The U.S. government this year will borrow one of every three
dollars it spends, with many of those funds coming from foreign countries. That
weakens America's standing and its freedom to act; strengthens China and other
world powers; puts long-term defense spending at risk; undermines the power of
the American system as a model for developing countries; and reduces the aura of
power that has been a great intangible asset for presidents for more than a
century.
"We've reached a point now where there's an intimate link between
our solvency and our national security," says Richard Haass, president of the
Council on Foreign Relations and a senior national-security adviser in both the
first and second Bush presidencies. "What's so discouraging is that our domestic
politics don't seem to be up to the challenge."
Consider just four of the
ways that budget deficits also threaten American's national security:
• They
make America vulnerable to foreign pressures.
The U.S. has about $7.5
trillion in accumulated debt held by the public, about half of that in the hands
of investors abroad.
That means America's government is dependent on the
largesse of foreign creditors and subject to the whims of international
financial markets. A foreign government, through the actions of its central
bank, could put pressure on the U.S. in a way its military never could. Even
under a more benign scenario, a debt-ridden U.S. is vulnerable to a run on the
American dollar that begins abroad.
Either way, Mr. Haass says, "it reduces
our independence."
• Chinese power is growing as a result.
A lot of the
deficit is being financed by China, which is selling the U.S. many billions of
dollars of manufactured goods, then lending the accumulated dollars back to the
U.S. The IOUs are stacking up in Beijing.

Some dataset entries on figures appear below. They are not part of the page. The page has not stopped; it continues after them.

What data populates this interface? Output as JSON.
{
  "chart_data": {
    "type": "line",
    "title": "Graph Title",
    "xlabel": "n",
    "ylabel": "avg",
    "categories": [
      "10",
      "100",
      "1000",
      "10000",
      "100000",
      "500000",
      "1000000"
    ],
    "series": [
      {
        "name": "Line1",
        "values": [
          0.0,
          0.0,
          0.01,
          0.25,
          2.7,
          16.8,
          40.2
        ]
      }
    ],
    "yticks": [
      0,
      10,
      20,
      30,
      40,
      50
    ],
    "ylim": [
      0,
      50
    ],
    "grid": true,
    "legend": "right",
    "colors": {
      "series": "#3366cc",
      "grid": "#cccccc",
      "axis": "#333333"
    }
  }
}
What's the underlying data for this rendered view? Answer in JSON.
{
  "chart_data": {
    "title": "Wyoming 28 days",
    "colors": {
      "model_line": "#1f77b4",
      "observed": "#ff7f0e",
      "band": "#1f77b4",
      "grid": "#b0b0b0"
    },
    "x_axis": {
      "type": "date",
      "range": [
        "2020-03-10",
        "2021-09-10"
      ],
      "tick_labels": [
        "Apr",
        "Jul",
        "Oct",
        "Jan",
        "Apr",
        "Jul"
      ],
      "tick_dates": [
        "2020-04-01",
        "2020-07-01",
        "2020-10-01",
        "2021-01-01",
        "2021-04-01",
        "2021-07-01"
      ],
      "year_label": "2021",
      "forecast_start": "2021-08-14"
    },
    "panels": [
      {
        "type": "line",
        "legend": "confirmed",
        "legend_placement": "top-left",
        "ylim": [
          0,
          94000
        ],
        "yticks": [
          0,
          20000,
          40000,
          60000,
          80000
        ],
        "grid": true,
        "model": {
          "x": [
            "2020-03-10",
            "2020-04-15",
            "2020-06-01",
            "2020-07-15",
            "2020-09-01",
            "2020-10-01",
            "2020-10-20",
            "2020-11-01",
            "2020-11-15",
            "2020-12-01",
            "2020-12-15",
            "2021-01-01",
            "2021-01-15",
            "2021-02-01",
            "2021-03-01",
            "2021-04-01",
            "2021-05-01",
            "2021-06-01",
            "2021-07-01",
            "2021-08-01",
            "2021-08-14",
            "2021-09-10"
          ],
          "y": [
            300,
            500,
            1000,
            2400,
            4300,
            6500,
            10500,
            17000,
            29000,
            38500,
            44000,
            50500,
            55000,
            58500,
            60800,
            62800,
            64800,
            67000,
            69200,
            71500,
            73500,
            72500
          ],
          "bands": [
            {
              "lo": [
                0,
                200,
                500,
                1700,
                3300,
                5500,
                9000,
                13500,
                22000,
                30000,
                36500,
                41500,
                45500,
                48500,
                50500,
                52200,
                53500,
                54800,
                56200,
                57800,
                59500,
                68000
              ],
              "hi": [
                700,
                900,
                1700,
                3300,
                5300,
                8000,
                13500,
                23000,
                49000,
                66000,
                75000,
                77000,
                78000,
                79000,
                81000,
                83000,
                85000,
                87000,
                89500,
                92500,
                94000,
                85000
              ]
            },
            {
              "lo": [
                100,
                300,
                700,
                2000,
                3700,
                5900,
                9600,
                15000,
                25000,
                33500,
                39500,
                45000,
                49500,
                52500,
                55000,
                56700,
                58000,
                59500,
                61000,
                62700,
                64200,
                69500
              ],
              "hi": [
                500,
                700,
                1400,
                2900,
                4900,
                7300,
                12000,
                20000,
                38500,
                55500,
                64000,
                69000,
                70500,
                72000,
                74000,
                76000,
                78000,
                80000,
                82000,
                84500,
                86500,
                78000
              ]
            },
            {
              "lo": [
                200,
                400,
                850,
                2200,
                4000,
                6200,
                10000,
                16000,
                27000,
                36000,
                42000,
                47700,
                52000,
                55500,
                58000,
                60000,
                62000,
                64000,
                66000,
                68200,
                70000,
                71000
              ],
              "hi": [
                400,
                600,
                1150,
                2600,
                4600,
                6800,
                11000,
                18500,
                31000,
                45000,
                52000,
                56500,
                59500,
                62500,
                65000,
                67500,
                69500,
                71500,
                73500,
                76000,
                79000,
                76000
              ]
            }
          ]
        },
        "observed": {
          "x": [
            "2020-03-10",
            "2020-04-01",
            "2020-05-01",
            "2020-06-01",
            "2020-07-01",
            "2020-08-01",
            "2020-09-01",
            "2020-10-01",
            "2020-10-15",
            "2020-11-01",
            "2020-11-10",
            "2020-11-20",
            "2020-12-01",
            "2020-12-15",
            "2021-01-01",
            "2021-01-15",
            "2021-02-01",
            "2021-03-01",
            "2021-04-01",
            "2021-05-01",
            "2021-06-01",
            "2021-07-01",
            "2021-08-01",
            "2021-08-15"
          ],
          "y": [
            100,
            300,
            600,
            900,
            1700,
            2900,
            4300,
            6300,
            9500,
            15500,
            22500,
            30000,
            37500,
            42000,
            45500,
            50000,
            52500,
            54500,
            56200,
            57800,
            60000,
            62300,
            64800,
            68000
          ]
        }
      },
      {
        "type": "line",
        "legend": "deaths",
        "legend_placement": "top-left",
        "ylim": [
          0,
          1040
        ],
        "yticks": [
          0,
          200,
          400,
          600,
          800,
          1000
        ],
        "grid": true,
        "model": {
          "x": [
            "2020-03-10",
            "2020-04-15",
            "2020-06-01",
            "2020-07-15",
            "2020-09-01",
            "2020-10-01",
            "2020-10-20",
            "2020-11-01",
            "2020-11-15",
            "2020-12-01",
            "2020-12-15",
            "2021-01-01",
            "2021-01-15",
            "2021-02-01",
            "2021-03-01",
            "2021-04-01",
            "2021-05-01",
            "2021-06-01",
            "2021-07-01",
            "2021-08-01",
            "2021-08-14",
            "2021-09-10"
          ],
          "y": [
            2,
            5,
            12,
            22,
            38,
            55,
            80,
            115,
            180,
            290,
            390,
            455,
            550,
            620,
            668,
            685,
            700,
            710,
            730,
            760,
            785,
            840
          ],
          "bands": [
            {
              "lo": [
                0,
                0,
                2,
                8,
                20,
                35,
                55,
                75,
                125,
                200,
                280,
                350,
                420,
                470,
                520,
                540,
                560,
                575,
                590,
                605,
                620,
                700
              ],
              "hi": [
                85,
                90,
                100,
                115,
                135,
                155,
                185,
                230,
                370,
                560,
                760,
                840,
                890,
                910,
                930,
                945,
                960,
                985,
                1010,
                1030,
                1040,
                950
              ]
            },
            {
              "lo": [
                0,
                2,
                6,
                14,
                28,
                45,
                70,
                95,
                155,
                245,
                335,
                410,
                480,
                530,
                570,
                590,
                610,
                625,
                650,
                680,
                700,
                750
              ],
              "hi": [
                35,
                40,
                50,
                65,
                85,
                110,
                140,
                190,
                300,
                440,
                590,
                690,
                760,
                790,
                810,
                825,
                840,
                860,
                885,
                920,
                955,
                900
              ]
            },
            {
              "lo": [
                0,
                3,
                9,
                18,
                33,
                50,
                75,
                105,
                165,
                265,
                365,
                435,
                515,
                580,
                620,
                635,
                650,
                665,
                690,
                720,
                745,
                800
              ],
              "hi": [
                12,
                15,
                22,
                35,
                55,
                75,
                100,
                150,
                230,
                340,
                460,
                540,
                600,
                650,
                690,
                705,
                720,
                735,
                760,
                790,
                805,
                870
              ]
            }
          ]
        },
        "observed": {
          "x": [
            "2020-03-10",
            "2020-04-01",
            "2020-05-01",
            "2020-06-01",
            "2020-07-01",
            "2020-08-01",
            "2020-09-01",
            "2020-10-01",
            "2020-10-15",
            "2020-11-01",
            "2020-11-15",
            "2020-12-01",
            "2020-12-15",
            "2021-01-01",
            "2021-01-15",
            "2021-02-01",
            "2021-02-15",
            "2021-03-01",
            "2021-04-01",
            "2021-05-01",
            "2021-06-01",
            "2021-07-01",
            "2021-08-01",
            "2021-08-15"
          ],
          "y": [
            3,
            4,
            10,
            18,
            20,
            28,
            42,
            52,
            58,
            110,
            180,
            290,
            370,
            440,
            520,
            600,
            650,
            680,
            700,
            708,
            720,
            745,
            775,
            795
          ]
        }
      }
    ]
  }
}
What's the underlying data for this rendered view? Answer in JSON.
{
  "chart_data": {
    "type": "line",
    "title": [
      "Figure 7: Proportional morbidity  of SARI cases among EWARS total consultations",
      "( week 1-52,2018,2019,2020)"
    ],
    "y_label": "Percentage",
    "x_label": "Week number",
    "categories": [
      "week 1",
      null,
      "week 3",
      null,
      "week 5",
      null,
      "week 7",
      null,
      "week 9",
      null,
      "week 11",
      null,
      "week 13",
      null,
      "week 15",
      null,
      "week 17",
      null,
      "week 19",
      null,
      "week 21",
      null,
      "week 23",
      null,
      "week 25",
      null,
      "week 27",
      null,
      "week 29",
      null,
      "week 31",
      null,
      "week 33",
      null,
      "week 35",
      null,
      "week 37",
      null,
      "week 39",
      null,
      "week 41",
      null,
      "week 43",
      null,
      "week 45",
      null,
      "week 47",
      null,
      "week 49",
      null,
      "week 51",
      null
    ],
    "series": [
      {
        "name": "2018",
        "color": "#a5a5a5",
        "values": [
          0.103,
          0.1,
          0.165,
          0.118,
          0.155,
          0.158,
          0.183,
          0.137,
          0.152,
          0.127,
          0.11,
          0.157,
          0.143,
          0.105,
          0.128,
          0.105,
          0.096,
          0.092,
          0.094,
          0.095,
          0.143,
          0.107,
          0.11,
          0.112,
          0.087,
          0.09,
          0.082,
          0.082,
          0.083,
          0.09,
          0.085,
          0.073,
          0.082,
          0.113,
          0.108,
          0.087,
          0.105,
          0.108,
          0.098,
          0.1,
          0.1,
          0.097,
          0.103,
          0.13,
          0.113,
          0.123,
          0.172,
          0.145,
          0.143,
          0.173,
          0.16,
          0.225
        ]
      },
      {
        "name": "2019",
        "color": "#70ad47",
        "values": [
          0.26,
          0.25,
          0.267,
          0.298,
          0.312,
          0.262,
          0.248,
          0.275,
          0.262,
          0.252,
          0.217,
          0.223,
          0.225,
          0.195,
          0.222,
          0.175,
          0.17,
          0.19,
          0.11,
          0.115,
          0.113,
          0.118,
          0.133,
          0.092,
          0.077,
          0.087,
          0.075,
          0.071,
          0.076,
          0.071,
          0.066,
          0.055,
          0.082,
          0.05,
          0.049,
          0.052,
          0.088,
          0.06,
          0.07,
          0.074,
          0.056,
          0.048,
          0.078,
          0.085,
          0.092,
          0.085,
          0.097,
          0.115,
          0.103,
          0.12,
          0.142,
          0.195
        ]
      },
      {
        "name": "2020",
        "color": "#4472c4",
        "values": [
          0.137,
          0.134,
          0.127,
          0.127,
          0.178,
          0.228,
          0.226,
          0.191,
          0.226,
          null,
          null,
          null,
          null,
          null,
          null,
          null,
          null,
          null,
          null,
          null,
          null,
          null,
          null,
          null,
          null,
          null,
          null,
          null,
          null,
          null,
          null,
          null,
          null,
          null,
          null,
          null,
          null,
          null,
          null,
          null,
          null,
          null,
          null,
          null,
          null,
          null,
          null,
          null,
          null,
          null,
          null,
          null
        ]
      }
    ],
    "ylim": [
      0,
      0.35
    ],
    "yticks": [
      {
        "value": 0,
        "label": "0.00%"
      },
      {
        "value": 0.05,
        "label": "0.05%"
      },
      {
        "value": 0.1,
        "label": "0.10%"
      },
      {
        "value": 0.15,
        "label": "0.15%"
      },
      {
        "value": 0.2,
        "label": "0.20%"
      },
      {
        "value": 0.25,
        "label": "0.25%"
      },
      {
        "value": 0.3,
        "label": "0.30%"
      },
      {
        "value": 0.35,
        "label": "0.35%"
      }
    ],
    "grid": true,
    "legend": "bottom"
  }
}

So far this has been a mutually
beneficial arrangement, but it is slowly increasing Chinese leverage over
American consumers and the American government. At some point, the U.S. may have
to bend its policies before either an implicit or explicit Chinese threat to
stop the merry-go-round.
Just this weekend, for example, the U.S. angered
China by agreeing to sell Taiwan $6.4 billion in arms. At some point, will the
U.S. face economic servitude to China that would make such a policy decision
impossible?
• Long-term national-security budgets are put at risk.
This
year, thanks in some measure to continuing high costs from wars in Iraq and
Afghanistan, the U.S. will spend a once-unthinkable $688 billion on defense.
(Before the Sept. 11, 2001 attacks, by contrast, the figure was closer to $300
billion.)
Staggering as the defense outlays are, the deficit is twice as
large. The much smaller budgets for the rest of America's international
operations—diplomacy, assistance for friendly nations—are dwarfed even more
dramatically by the deficit.
These national-security budgets have been
largely sacrosanct in the era of terrorism. But unless the deficit arc changes,
they will come under pressure for cuts.
• The American model is being
undermined before the rest of the world.
This is the great intangible impact
of yawning budget deficits. The image of an invincible America had two large
effects over the last century or so. First, it made other countries listen when
Washington talked. And second, it often—not always, of course, but often—made
other peoples and leaders yearn to be like America.
Sometimes that produced
jealousy and resentment among leaders, but often it drew to the top of foreign
lands leaders who admired the U.S. and wanted their countries to emulate it.
Such leaders are good allies.
The Obama administration has pledged to create
a bipartisan commission charged with balancing the budget, except for interest
payments, by 2015. The damage deficits can do to America's world standing is a
good reason to hope the commission works.